Will Obama go after farm bill pork?
Cutting some of the pork in the 2008 farm bill may be on President-elect Obama’s plate. In his press conference November 25 to introduce his in-coming budget director Peter Orszag, Sen. Obama said that there will be a review of government programs to get rid of waste. The 2008 farm bill’s subsidies for rich farmers was a prime example.
As the Wall Street Journal opined in an editorial today, during the vote on the bill (which he missed) Sen. Obama railed against the Bush Administration’s push for tighter limits on the income farmers could earn and receive subsidies. But given the reality of the financial crisis, the almost trillion-dollar bailouts and the proposed stimulus package, the new president will have to look to wasteful government spending, and the farm bill is one of the most egregious programs.
Here’s what CEI noted about the 2008 farm bill right after its passage and here’s a video by CEI:
The nearly $300 billion (over five-years) Farm Bill simply paid off every special interest.
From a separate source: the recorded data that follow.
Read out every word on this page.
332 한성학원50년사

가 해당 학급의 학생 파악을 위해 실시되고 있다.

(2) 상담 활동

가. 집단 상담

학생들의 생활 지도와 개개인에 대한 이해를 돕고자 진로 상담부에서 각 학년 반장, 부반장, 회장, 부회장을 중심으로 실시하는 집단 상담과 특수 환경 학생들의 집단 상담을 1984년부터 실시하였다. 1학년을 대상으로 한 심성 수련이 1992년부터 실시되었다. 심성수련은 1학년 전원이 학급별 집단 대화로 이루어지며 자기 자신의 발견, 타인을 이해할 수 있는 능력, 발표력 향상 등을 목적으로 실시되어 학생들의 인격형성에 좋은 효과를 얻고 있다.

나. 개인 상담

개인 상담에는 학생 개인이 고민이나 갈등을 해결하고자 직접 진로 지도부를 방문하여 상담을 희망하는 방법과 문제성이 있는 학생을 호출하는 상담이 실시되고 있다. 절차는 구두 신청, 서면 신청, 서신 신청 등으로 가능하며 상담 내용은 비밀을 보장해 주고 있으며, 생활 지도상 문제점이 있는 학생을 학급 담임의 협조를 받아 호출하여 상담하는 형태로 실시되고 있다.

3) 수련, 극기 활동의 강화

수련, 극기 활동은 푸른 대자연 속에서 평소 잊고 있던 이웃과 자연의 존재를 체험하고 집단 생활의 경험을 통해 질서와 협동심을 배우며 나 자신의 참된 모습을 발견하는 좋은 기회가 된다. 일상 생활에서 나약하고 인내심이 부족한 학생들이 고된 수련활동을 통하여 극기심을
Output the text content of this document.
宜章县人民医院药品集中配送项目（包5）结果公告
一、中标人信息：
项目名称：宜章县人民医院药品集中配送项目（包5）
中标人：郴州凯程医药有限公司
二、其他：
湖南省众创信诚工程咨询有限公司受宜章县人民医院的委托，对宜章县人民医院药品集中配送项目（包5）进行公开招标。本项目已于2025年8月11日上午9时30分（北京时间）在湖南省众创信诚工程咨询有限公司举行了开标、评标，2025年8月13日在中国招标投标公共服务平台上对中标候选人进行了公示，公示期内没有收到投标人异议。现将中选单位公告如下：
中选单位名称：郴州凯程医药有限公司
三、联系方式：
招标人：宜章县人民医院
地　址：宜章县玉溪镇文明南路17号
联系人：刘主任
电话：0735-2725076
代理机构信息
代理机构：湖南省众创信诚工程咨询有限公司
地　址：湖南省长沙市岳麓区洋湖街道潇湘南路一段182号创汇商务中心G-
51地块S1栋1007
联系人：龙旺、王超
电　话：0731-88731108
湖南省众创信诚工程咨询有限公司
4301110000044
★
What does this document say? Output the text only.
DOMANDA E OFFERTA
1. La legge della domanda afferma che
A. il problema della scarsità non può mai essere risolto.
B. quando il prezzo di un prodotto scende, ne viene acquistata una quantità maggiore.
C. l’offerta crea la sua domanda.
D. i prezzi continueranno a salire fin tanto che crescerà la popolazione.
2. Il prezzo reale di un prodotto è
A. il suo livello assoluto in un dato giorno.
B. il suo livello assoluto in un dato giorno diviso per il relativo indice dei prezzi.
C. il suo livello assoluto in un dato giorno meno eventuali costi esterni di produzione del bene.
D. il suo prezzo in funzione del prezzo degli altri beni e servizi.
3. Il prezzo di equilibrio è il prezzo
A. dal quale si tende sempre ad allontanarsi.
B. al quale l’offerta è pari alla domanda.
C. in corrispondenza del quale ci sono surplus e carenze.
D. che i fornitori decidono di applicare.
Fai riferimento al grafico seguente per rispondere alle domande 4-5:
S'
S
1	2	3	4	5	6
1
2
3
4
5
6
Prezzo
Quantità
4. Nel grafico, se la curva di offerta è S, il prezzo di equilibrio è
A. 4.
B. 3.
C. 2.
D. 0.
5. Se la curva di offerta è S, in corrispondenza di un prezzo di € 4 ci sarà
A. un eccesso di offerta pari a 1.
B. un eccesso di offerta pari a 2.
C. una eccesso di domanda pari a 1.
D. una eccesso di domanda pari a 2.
Farmers got their direct payments, their counter-cyclical payments, their price support loan amounts, their disaster funds, etc. Some producers who weren’t subsidized before — the fruit, vegetable, and nut producers — got some gobs of R&D money that opens the door to future subsidies. The bill includes what was lauded as the “first-ever livestock title,” another group that wasn’t subsidized before.
Urban and suburban centers got their nutrition programs, their food stamps. Environmentalists got their conservation programs, though not as many as they wanted. Energy producers got some biofuel monies, and, they’ll get the USDA to buy up surplus sugar at 20 cents/lb. and sell it to ethanol producers at 10 cents/lb. Special earmarks got others on board — the ”trail to nowhere,” a taxpayer-funded land swap; forests that house fish got some money, as did salmon fisheries. And, one of my favorites, “socially disadvantaged farmers and ranchers” got their pork.